If I had discovered a new zone and it was half as good as the rumors. I would put a lid on it and lease up everything that the geology trended to and then I would drill a few more to confirm my find then I would do like Exxon Mobil did recently on their Gulf find and make a big splash. If I was another company and I had heard these rumors I wouldn't be out there leasing based on rumors unless my geologists thought that there just might be something down there worth spending money on.

 

Yes I think they are going for it.
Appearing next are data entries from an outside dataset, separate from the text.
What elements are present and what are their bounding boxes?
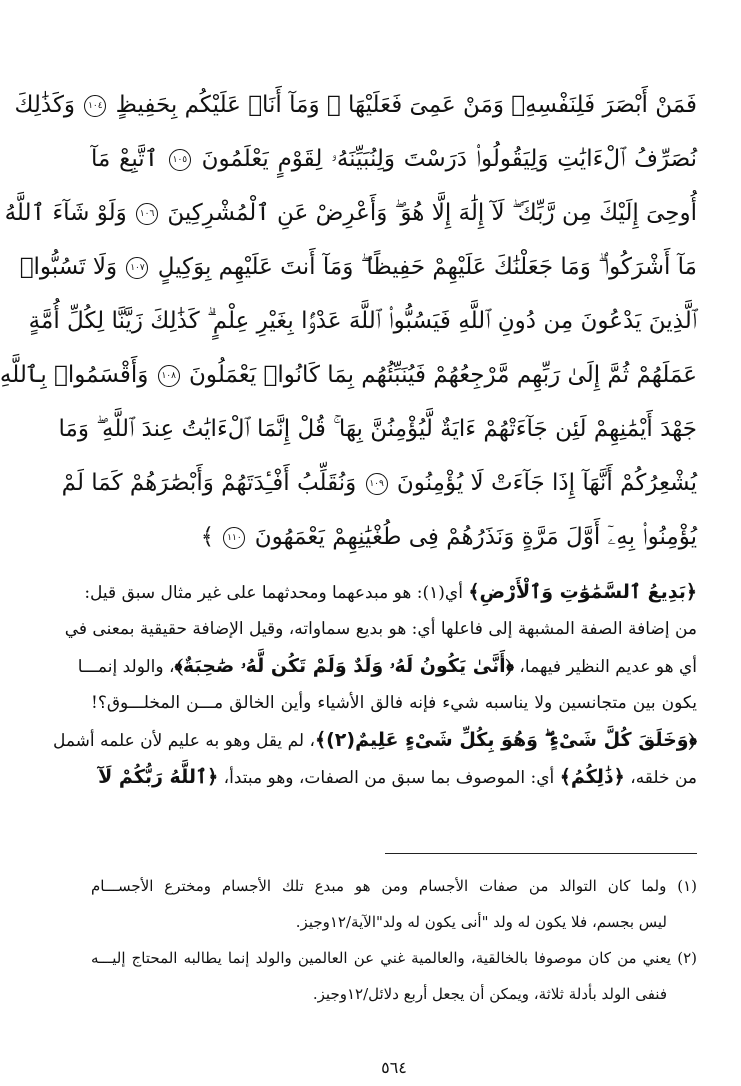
- quran-line-5: [28, 294, 697, 348]
- quran-line-1: [14, 78, 697, 132]
- quran-quote: ﴿وَخَلَقَ كُلَّ شَىْءٍ ۖ وَهُوَ بِكُلِّ شَىْءٍ عَلِيمٌ(٢)﴾: [314, 729, 697, 751]
- commentary-text: أي(١): هو مبدعهما ومحدثهما على غير مثال سبق قيل:: [84, 583, 469, 603]
- quran-text-segment: وَلَا تَسُبُّوا۟: [19, 254, 125, 280]
- verse-end-marker-icon: ١٠٤: [84, 95, 106, 117]
- verse-end-marker-icon: ١٠٧: [126, 257, 148, 279]
- quran-quote: ﴿ذَٰلِكُمُ﴾: [559, 766, 625, 788]
- tafsir-line-3: [77, 648, 697, 685]
- quran-text-segment: وَكَذَٰلِكَ: [14, 92, 83, 118]
- quran-text-segment: وَأَقْسَمُوا۟ بِٱللَّهِ: [0, 362, 156, 388]
- commentary-text: أي هو عديم النظير فيهما،: [514, 657, 697, 677]
- footnote-separator: [385, 853, 697, 854]
- quran-text-segment: نُصَرِّفُ ٱلْءَايَٰتِ وَلِيَقُولُوا۟ دَرَسْتَ وَلِنُبَيِّنَهُۥ لِقَوْمٍ يَعْلَمُونَ: [192, 146, 698, 172]
- quran-text-segment: فَمَنْ أَبْصَرَ فَلِنَفْسِهِۦ وَمَنْ عَمِىَ فَعَلَيْهَا ۚ وَمَآ أَنَا۠ عَلَيْكُم بِحَفِيظٍ: [108, 92, 697, 118]
- commentary-text: أي: الموصوف بما سبق من الصفات، وهو مبتدأ،: [218, 768, 560, 788]
- tafsir-line-5: [52, 722, 697, 759]
- quran-quote: ﴿أَنَّىٰ يَكُونُ لَهُۥ وَلَدٌ وَلَمْ تَكُن لَّهُۥ صَٰحِبَةٌ﴾: [174, 655, 515, 677]
- quran-text-segment: وَلَوْ شَآءَ ٱللَّهُ: [4, 200, 135, 226]
- quran-text-segment: مَآ أَشْرَكُوا۟ ۗ وَمَا جَعَلْنَٰكَ عَلَيْهِمْ حَفِيظًا ۖ وَمَآ أَنتَ عَلَيْهِم بِوَكِيلٍ: [150, 254, 697, 280]
- quran-quote: ﴿بَدِيعُ ٱلسَّمَٰوَٰتِ وَٱلْأَرْضِ﴾: [468, 581, 697, 603]
- tafsir-line-6: [91, 759, 697, 796]
- quran-text-segment: ٱلَّذِينَ يَدْعُونَ مِن دُونِ ٱللَّهِ فَيَسُبُّوا۟ ٱللَّهَ عَدْوًۢا بِغَيْرِ عِلْمٍ ۗ كَذَٰلِكَ زَيَّنَّا لِكُلِّ أُمَّةٍ: [28, 308, 697, 334]
- footnote-1-line-1: (١) ولما كان التوالد من صفات الأجسام ومن هو مبدع تلك الأجسام ومخترع الأجســـام: [91, 877, 697, 895]
- verse-end-marker-icon: ١٠٩: [366, 473, 388, 495]
- quran-quote: ﴿ٱللَّهُ رَبُّكُمْ لَآ: [98, 766, 219, 788]
- quran-line-9: [91, 510, 697, 564]
- tafsir-line-1: [84, 574, 697, 611]
- verse-end-marker-icon: ١٠٦: [136, 203, 158, 225]
- tafsir-line-2: [64, 611, 697, 648]
- footnote-1-line-2: ليس بجسم، فلا يكون له ولد "أنى يكون له ولد"الآية/١٢وجيز.: [295, 913, 667, 931]
- commentary-text: ، لم يقل وهو به عليم لأن علمه أشمل: [52, 731, 315, 751]
- page-number: ٥٦٤: [381, 1058, 407, 1077]
- quran-text-segment: ﴾: [200, 524, 222, 550]
- tafsir-commentary: [52, 574, 697, 796]
- quran-line-8: [61, 456, 697, 510]
- quran-text-block: [0, 78, 698, 564]
- quran-text-segment: أُوحِىَ إِلَيْكَ مِن رَّبِّكَ ۖ لَآ إِلَٰهَ إِلَّا هُوَ ۖ وَأَعْرِضْ عَنِ ٱلْمُشْرِكِينَ: [160, 200, 697, 226]
- quran-line-2: [91, 132, 697, 186]
- quran-text-segment: جَهْدَ أَيْمَٰنِهِمْ لَئِن جَآءَتْهُمْ ءَايَةٌ لَّيُؤْمِنُنَّ بِهَا ۚ قُلْ إِنَّمَا ٱلْءَايَٰتُ عِندَ ٱللَّهِ ۖ وَمَا: [58, 416, 697, 442]
- verse-end-marker-icon: ١٠٨: [158, 365, 180, 387]
- quran-text-segment: يُشْعِرُكُمْ أَنَّهَآ إِذَا جَآءَتْ لَا يُؤْمِنُونَ: [389, 470, 697, 496]
- quran-line-4: [19, 240, 697, 294]
- quran-line-3: [4, 186, 697, 240]
- quran-text-segment: يُؤْمِنُوا۟ بِهِۦٓ أَوَّلَ مَرَّةٍ وَنَذَرُهُمْ فِى طُغْيَٰنِهِمْ يَعْمَهُونَ: [247, 524, 697, 550]
- verse-end-marker-icon: ١٠٥: [169, 149, 191, 171]
- footnote-2-line-1: (٢) يعني من كان موصوفا بالخالقية، والعالمية غني عن العالمين والولد إنما يطالبه المحتاج إليـــه: [91, 949, 697, 967]
- quran-text-segment: ٱتَّبِعْ مَآ: [91, 146, 167, 172]
- quran-text-segment: عَمَلَهُمْ ثُمَّ إِلَىٰ رَبِّهِم مَّرْجِعُهُمْ فَيُنَبِّئُهُم بِمَا كَانُوا۟ يَعْمَلُونَ: [181, 362, 697, 388]
- verse-end-marker-icon: ١١٠: [223, 527, 245, 549]
- tafsir-line-4: [91, 685, 697, 722]
- commentary-text: من خلقه،: [624, 768, 697, 788]
- quran-text-segment: وَنُقَلِّبُ أَفْـِٔدَتَهُمْ وَأَبْصَٰرَهُمْ كَمَا لَمْ: [61, 470, 364, 496]
- quran-line-7: [58, 402, 697, 456]
- commentary-text: يكون بين متجانسين ولا يناسبه شيء فإنه فالق الأشياء وأين الخالق مـــن المخلـــوق؟!: [91, 693, 697, 713]
- commentary-text: ، والولد إنمـــا: [77, 657, 175, 677]
- footnote-2-line-2: فنفى الولد بأدلة ثلاثة، ويمكن أن يجعل أربع دلائل/١٢وجيز.: [312, 985, 667, 1003]
- footnotes: [91, 868, 697, 1012]
- quran-line-6: [0, 348, 697, 402]
- commentary-text: من إضافة الصفة المشبهة إلى فاعلها أي: هو بديع سماواته، وقيل الإضافة حقيقية بمعنى في: [64, 619, 697, 639]
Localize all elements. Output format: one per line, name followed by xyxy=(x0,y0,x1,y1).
I think they have been for quite awhile and will continue to do so.

 

The plug back depth is of no significance and is a common procedure utilized to define the entire thickness of a target formation before planning a lateral in a horizontal well or the perforations in a vertical well.  jffree is correct IMO.  If there was oil to be had, it would have been produced.  Other than the unfounded and rather outlandish rumors attached to this well, it is like numerous previous Valence Operating vertical wells designed to prove up the productive potential of the Haynesville Shale in a particular locale.  Deep oil under the Haynesville would be great for my business but I find the prospect extremely unlikely.
I tend to agree with CR on this one......From their standpoint, silence is golden and allows for savings on the balance sheet.  Hundreds of barrels from one well is nice, but hundreds of thousands from multiple sites is better.
I tend to think it is easier to believe rumors than to go down to the courthouse and find out for sure.  The number of warm bodies in the record room is often seen as confirming that a lot of land is being leased.  Sometimes it is, sometimes it isn't.  What is definitive is what instruments are being filed with the Clerk.  As old as this rumor is, there should be plentiful and easy to find evidence in the records of Harrison County.